Lembras-te quando construíste dois baloiços com uns pauzinhos em madeira na frente para que eu e a C*** não caíssemos? Eu lembro. Éramos as tuas “filhas”. Não precisávamos de te pedir nada. Tu fazias, só para nos ver sorrir.

Faço questão de contar isto a toda a gente. Não pelo presente em si, mas pelo orgulho tão grande que fazias e me fazes ter em ti. Pelo “amor” que sempre demonstras-te ter por mim. Não me canso de contar tudo que nos fazias. Não me canso de mostrar o coração tão grande e tão bom que tinhas.

Avô, tu lembras-te quando saía da escola e íamos de mota buscar o meu nenuco a casa? “Obrigava-te” a trazer nas manetes da mota sempre 3/4 sacas com os brinquedos. Reclamavas sempre, mas no dia seguinte ias comigo de novo buscar tudo. E no dia seguinte outra vez. E por aí em diante. Até eu dizer que já não gostava de nenucos. Já era crescida avô mas sei que aos teus olhos era sempre a criança que brincava com bonecas, que brincava com lousas,…

Mas estava a crescer avô.

Se a minha infância podia ter sido melhor? Não! Não podia!
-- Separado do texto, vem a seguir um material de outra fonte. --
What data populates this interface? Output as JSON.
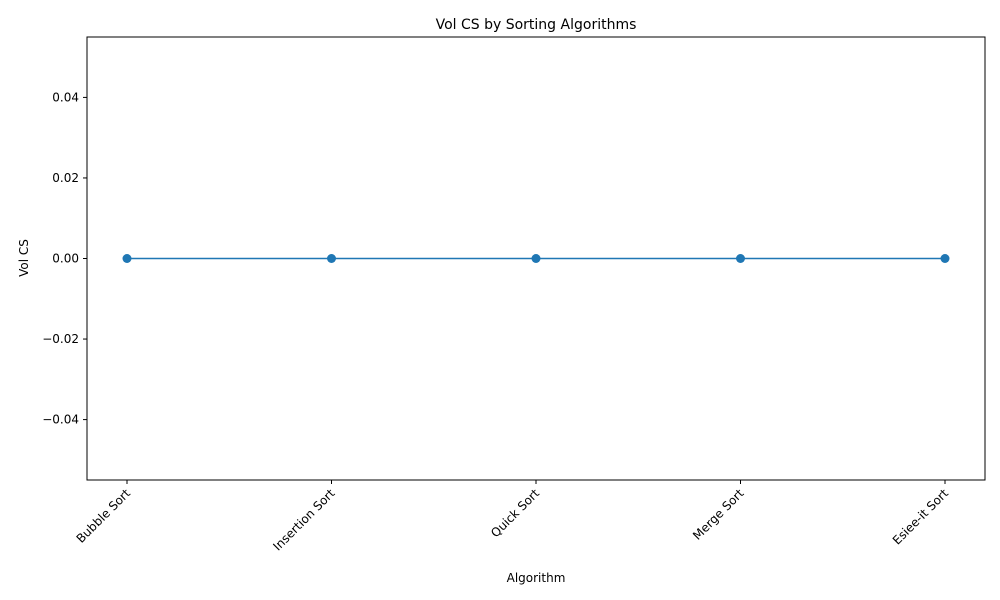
{
  "chart_data": {
    "type": "line",
    "title": "Vol CS by Sorting Algorithms",
    "xlabel": "Algorithm",
    "ylabel": "Vol CS",
    "categories": [
      "Bubble Sort",
      "Insertion Sort",
      "Quick Sort",
      "Merge Sort",
      "Esiee-it Sort"
    ],
    "series": [
      {
        "values": [
          0,
          0,
          0,
          0,
          0
        ]
      }
    ],
    "ylim": [
      -0.055,
      0.055
    ],
    "yticks": [
      -0.04,
      -0.02,
      0.0,
      0.02,
      0.04
    ],
    "ytick_labels": [
      "−0.04",
      "−0.02",
      "0.00",
      "0.02",
      "0.04"
    ],
    "grid": false,
    "markers": true,
    "line_color": "#1f77b4",
    "xtick_rotation_deg": 45
  }
}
Proporcionaste-me com a avó, a infância mais linda do mundo. Uma infância repleta de sonhos, de carinho, de atenção, de felicidade e sobretudo uma infância que transbordava amor.

Não podia ter melhores professores da disciplina “vida” que vocês.

Desempenharam/desempenham um papel de professores da vida tão perfeito que hoje tudo que de bom consigo é graças a vocês.

Fazíamos todos juntos contas, líamos textos e fazíamos tabuadas. Mas não é desse ensinamento a que me refiro. Refiro-me ao ensinarem-me a dar valor às coisas simples, refiro-me ao ensinarem-me a ouvir as pessoas, a respeitar as pessoas, a ser educada, a saber lidar com os problemas e a querer sempre ser mais e mais. Ensinaram-me o que era amor. E isso não se aprende na escola. Aprendi com vocês as bases essenciais da vida. O fundamental.

Podia um teste correr mal na escola, um dia ter corrido mal que não importava, para vocês eu seria eternamente a melhor. Pelo menos aos vossos olhos eu era a melhor. Hoje em dia, esse orgulho que tinham/teem em mim reflecte-se no meu dia-a-dia. Porque aconteça o que acontecer e corra o dia como correr, eu sei que continuam exatamente a ter o mesmo orgulho em mim como nos dias em que trazia “muito bom” nos testes.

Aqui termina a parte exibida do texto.